Quant à la mise à mort de ces 1634 détenus, plusieurs méthodes ont été utilisées. La décapitation avait été pratiquée seulement en Arabie saoudite. La pendaison est utilisée en Afghanistan, au Bangladesh, en Égypte, en Inde, en Irak, en Iran, au Japon, en Jordanie, en Malaisie, au Pakistan, à Singapour, au Soudan et au Soudan du Sud. L’injection létale en Chine, aux États-Unis et au Viêt-Nam. La fusillade, quant à elle, a été opérée en Arabie saoudite, en Chine, en Corée du Nord, aux Émirats arabes unis, en Indonésie, en Somalie, à Taiwan, au Tchad et au Yémen.
L’injection létale ou la mort silencieuse
L’injection létale consiste à injecter un ou plusieurs produits à un condamné afin de lui ôter la vie. Aux Usa par exemple, parmi les 1440 exécutions depuis 1977, 1265 l’ont été par injection létale. Le condamné est installé et sanglé sur une table matelassée ou sur une chaise. Puis, une série de trois injections est administrée pour exécuter le condamné. La première, un barbiturique, du thiopental sodique ou du pentobarbital, est destinée à anesthésier le condamné. A forte dose, il provoque son inconscience en dix secondes. La seconde injection, un curare, du bromure de pancuronium, est destinée à paralyser ses muscles. Il sert à rendre la mort plus digne, dit-on, puisqu’il permet d’éviter que le condamné bouge durant l’exécution. Et c’est la troisième injection qui est fatale. En effet, contenant du chlorure de potassium, c’est elle qui provoque l’arrêt cardiaque, explique Wikipédia.
La décapitation consiste à la séparation de la tête et du corps du condamné, tandis que pour le peloton d’exécution, le condamné est fusillé par des tireurs.

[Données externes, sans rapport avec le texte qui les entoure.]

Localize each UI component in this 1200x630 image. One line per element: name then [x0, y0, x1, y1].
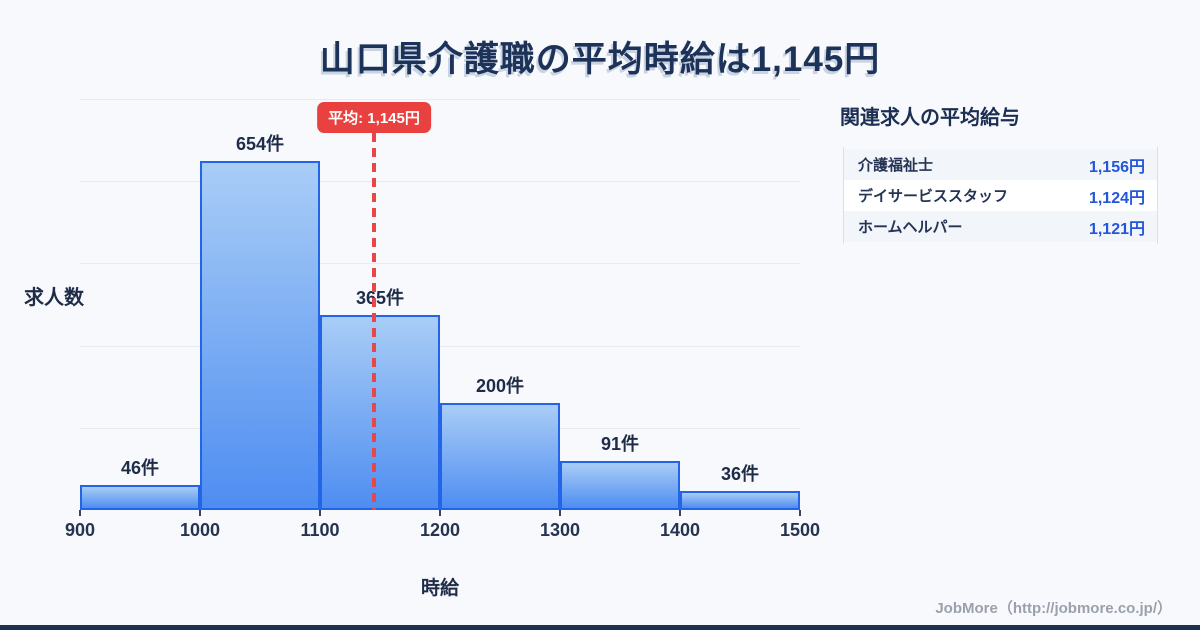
related-jobs-list: 介護福祉士 1,156円 デイサービススタッフ 1,124円 ホームヘルパー 1… — [843, 147, 1158, 244]
list-item: ホームヘルパー 1,121円 — [844, 211, 1157, 242]
bar-value-label: 200件 — [475, 376, 525, 396]
bar-value-label: 654件 — [235, 134, 285, 154]
gridline — [80, 345, 800, 347]
bar-value-label: 46件 — [120, 458, 160, 478]
job-label: ホームヘルパー — [858, 219, 963, 236]
job-label: デイサービススタッフ — [858, 188, 1009, 205]
histogram-bar — [80, 485, 200, 510]
histogram-bar — [560, 461, 680, 510]
list-item: 介護福祉士 1,156円 — [844, 149, 1157, 180]
x-axis-tick-label: 900 — [64, 520, 96, 540]
histogram-bar — [440, 403, 560, 510]
list-item: デイサービススタッフ 1,124円 — [844, 180, 1157, 211]
x-axis-tick — [319, 510, 321, 516]
x-axis-tick — [79, 510, 81, 516]
bottom-brand-bar — [0, 625, 1200, 630]
gridline — [80, 263, 800, 265]
y-axis-title: 求人数 — [24, 287, 84, 309]
histogram-bar — [680, 491, 800, 510]
gridline — [80, 99, 800, 100]
x-axis-title: 時給 — [420, 578, 459, 599]
job-label: 介護福祉士 — [858, 157, 934, 174]
bar-value-label: 91件 — [600, 434, 640, 454]
x-axis-tick — [559, 510, 561, 516]
histogram-chart: 46件 654件 365件 200件 91件 36件 900 1000 1100 1200 1300… — [65, 99, 820, 540]
job-wage-value: 1,156円 — [1088, 158, 1145, 176]
x-axis-tick-label: 1100 — [300, 520, 340, 540]
page-title: 山口県介護職の平均時給は1,145円 — [319, 40, 881, 79]
x-axis-tick — [679, 510, 681, 516]
x-axis-tick — [799, 510, 801, 516]
histogram-bar — [200, 161, 320, 510]
mean-dashed-line — [372, 133, 376, 510]
job-wage-value: 1,121円 — [1088, 220, 1145, 238]
x-axis-tick-label: 1300 — [539, 520, 581, 540]
x-axis-tick — [439, 510, 441, 516]
x-axis-tick — [199, 510, 201, 516]
gridline — [80, 181, 800, 183]
bar-value-label: 36件 — [720, 464, 760, 484]
x-axis-tick-label: 1500 — [779, 520, 821, 540]
related-jobs-heading: 関連求人の平均給与 — [840, 107, 1020, 129]
histogram-bar — [320, 315, 440, 510]
mean-value-badge: 平均: 1,145円 — [317, 102, 431, 133]
x-axis-tick-label: 1000 — [179, 520, 221, 540]
x-axis-tick-label: 1400 — [659, 520, 701, 540]
job-wage-value: 1,124円 — [1088, 189, 1145, 207]
footer-credit: JobMore（http://jobmore.co.jp/） — [935, 600, 1172, 617]
bar-value-label: 365件 — [355, 288, 405, 308]
x-axis-tick-label: 1200 — [419, 520, 461, 540]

57 Etats pratiquants, 105 abolitionnistes
Aujourd’hui, dans le monde, la tendance est à l’abolition de cette pratique. Mais, 57 pays pratiquent encore la peine de mort. Ces Etats, dont la Chine, les Usa, l’Arabie Saoudite, prévoient la peine capitale dans leur législation et l'appliquent effectivement. Dans ce lot des pays qui pratiquent des exécutions, figurent 16 Etats africains comme le Zimbabwe, la Gambie, le Nigéria, le Tchad etc. En plus de ces 57 Etats, 9 autres pays prévoient la peine de mort dans leur législation sans, toutefois, l’appliquer. En revanche, 105 Etats ont aboli la peine de mort. C'est dans ce lot qu’est le Sénégal, qui a supprimé la peine de mort en 2004.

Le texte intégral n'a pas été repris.